Daniele receiving the award. Photo: Italian Chemical Society.

Mazzarella competed for the award with an essay that had to describe an original research project or an idea involving a scientific database. The winning essays were selected by a jury that evaluated the relevance, originality and innovativeness of the proposals. He earned second place together with Alessandra Benassi, with equal merit. Mazzarella described research on expanding the potential of established tools of asymmetric catalysis by photochemical activation. Benassi presented a study on the recognition and binding to quadruplex DNA by small molecules, as inhibitors of genes involved in tumour development. Daniele Del Giudice ranked first with his research on the application of activated carboxylic acids to obtain temporal control over pH-dependent supramolecular systems.

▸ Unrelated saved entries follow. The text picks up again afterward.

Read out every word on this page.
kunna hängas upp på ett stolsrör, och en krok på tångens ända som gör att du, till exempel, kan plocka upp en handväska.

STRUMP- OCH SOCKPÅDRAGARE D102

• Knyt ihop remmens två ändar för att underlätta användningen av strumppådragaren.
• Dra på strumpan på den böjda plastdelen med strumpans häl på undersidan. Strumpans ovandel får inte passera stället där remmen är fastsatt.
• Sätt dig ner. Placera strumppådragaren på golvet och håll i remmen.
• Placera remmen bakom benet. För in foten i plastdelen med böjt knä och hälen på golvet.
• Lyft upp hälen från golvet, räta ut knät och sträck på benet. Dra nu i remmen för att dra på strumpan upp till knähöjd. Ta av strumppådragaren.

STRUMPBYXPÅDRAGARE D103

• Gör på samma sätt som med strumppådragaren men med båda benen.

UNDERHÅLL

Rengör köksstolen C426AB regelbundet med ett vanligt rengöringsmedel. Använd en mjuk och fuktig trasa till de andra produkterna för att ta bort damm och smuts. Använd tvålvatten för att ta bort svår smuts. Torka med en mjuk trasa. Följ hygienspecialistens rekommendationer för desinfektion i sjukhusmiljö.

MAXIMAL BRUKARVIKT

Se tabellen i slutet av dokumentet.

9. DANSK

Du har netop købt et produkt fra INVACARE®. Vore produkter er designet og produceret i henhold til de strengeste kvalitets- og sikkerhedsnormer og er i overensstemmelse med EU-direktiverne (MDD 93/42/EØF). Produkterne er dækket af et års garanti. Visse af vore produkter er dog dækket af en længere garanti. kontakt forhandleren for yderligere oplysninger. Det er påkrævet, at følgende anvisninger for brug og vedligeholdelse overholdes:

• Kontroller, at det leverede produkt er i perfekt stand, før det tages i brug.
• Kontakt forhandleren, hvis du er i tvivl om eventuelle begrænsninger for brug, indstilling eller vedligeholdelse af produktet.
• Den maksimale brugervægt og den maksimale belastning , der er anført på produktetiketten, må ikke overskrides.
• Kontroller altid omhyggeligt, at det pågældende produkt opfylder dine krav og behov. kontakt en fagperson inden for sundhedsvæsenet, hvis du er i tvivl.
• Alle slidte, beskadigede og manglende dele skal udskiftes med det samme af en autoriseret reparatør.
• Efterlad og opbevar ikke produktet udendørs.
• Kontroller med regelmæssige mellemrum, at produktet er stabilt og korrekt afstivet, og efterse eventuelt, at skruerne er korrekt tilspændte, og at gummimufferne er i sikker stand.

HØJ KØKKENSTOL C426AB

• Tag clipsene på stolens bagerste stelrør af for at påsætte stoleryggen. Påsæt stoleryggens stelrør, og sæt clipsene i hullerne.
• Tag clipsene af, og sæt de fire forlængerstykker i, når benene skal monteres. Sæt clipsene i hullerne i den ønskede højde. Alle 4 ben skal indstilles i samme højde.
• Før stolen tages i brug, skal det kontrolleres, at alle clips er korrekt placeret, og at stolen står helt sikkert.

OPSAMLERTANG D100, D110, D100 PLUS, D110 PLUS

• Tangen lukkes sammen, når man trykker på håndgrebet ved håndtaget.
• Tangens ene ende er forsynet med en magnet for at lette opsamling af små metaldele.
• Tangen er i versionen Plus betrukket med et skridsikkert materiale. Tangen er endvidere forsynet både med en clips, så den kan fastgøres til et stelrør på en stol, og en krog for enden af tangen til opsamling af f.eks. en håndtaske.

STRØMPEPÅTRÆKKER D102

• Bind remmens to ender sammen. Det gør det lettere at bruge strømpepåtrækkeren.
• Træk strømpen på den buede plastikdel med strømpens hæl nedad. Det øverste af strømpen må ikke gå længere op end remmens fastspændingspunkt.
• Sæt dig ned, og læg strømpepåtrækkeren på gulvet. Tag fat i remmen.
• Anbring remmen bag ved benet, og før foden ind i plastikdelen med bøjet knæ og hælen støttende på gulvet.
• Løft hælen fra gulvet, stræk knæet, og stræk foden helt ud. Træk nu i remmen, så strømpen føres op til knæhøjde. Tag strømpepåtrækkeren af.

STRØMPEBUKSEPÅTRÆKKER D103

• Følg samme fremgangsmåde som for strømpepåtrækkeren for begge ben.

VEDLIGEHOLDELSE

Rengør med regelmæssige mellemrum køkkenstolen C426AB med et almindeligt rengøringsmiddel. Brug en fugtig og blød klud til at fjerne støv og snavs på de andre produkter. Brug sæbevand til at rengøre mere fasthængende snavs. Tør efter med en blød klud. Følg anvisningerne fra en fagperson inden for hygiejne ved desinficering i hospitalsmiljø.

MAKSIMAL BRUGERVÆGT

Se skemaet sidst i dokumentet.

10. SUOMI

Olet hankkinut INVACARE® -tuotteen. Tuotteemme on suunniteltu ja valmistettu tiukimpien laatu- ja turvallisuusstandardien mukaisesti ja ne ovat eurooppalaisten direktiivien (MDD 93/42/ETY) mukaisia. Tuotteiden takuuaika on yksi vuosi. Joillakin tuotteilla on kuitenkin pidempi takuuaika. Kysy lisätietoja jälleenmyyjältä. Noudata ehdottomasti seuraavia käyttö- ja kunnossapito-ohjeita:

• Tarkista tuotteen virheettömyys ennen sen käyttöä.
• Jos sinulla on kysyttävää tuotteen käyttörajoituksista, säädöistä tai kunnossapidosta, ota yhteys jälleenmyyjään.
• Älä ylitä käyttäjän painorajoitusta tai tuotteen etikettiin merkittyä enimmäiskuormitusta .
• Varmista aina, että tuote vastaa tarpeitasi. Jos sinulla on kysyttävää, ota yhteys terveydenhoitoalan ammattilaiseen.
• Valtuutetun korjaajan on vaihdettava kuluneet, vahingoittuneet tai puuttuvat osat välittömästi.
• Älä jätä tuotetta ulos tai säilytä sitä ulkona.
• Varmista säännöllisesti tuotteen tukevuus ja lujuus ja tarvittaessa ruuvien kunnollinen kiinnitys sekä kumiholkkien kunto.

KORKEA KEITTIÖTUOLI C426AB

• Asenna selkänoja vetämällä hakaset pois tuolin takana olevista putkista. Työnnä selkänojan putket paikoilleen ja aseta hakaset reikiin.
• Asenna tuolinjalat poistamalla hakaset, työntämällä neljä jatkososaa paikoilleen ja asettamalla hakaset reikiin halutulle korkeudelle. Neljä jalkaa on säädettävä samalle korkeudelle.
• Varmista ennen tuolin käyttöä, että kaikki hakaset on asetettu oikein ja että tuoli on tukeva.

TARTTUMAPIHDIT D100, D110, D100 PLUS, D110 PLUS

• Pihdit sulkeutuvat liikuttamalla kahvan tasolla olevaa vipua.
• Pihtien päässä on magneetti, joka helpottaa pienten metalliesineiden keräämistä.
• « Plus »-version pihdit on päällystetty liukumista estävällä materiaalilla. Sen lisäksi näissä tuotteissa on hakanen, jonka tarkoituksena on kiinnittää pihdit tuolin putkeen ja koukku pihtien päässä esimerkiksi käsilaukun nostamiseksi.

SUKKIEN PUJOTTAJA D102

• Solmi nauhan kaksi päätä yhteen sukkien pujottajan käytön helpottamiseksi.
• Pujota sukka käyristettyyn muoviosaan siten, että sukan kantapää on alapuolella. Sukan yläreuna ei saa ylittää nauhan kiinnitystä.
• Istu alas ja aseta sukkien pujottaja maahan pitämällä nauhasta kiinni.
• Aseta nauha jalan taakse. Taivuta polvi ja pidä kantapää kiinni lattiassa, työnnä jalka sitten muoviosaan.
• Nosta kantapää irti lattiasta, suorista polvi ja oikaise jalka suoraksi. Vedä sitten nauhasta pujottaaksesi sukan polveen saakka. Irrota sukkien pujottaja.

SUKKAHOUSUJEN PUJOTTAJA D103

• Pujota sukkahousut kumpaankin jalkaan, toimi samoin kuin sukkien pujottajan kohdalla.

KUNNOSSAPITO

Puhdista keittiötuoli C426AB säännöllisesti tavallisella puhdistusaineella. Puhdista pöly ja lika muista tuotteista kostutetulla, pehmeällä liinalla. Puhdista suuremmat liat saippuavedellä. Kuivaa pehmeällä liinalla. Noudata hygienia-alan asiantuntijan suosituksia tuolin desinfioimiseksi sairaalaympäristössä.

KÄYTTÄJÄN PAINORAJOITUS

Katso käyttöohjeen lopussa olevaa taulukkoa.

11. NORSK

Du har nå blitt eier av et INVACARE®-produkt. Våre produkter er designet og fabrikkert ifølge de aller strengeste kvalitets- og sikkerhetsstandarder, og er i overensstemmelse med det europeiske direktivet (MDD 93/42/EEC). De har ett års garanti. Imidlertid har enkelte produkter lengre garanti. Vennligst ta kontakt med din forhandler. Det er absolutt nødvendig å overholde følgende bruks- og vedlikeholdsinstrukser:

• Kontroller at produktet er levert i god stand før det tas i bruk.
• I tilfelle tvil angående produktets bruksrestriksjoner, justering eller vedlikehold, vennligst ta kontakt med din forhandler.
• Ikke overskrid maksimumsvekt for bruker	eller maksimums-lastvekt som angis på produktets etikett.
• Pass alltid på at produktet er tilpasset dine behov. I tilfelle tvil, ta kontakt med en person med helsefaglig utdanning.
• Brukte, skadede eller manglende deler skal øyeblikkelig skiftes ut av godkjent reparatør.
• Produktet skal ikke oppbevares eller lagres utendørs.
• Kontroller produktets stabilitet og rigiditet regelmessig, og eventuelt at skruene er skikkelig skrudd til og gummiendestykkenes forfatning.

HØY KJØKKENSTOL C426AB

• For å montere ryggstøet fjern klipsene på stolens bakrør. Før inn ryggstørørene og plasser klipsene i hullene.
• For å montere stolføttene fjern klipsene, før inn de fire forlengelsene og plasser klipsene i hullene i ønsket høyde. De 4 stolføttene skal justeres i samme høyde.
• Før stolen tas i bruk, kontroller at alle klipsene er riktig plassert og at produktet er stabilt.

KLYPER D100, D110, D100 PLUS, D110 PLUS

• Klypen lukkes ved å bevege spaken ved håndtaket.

Daniele Mazzarella was born in Foggia, Italy. Daniele received his bachelor degree in Chemistry at La Sapienza, University of Rome and his master degree cum laude in Organic Chemistry and Synthetic Methodologies at the Alma Mater Studiorum, University of Bologna. During his master studies he also spent one year in Japan, working on the revalorization of non-edible biomasses at Nippon Kayaku Co. Ltd. In 2016, Daniele joined Prof. Paolo Melchiorre’s group at the ICIQ (Tarragona, Spain) to carry on doctoral studies in the fields of organocatalysis and synthetic photochemistry. After having obtained his PhD degree cum laude in 2020, Daniele joined the group of Prof. Timothy Noël at the UvA, where he is currently pursuing the development of novel asymmetric electrochemical and photochemical transformations in a microfluidic environment.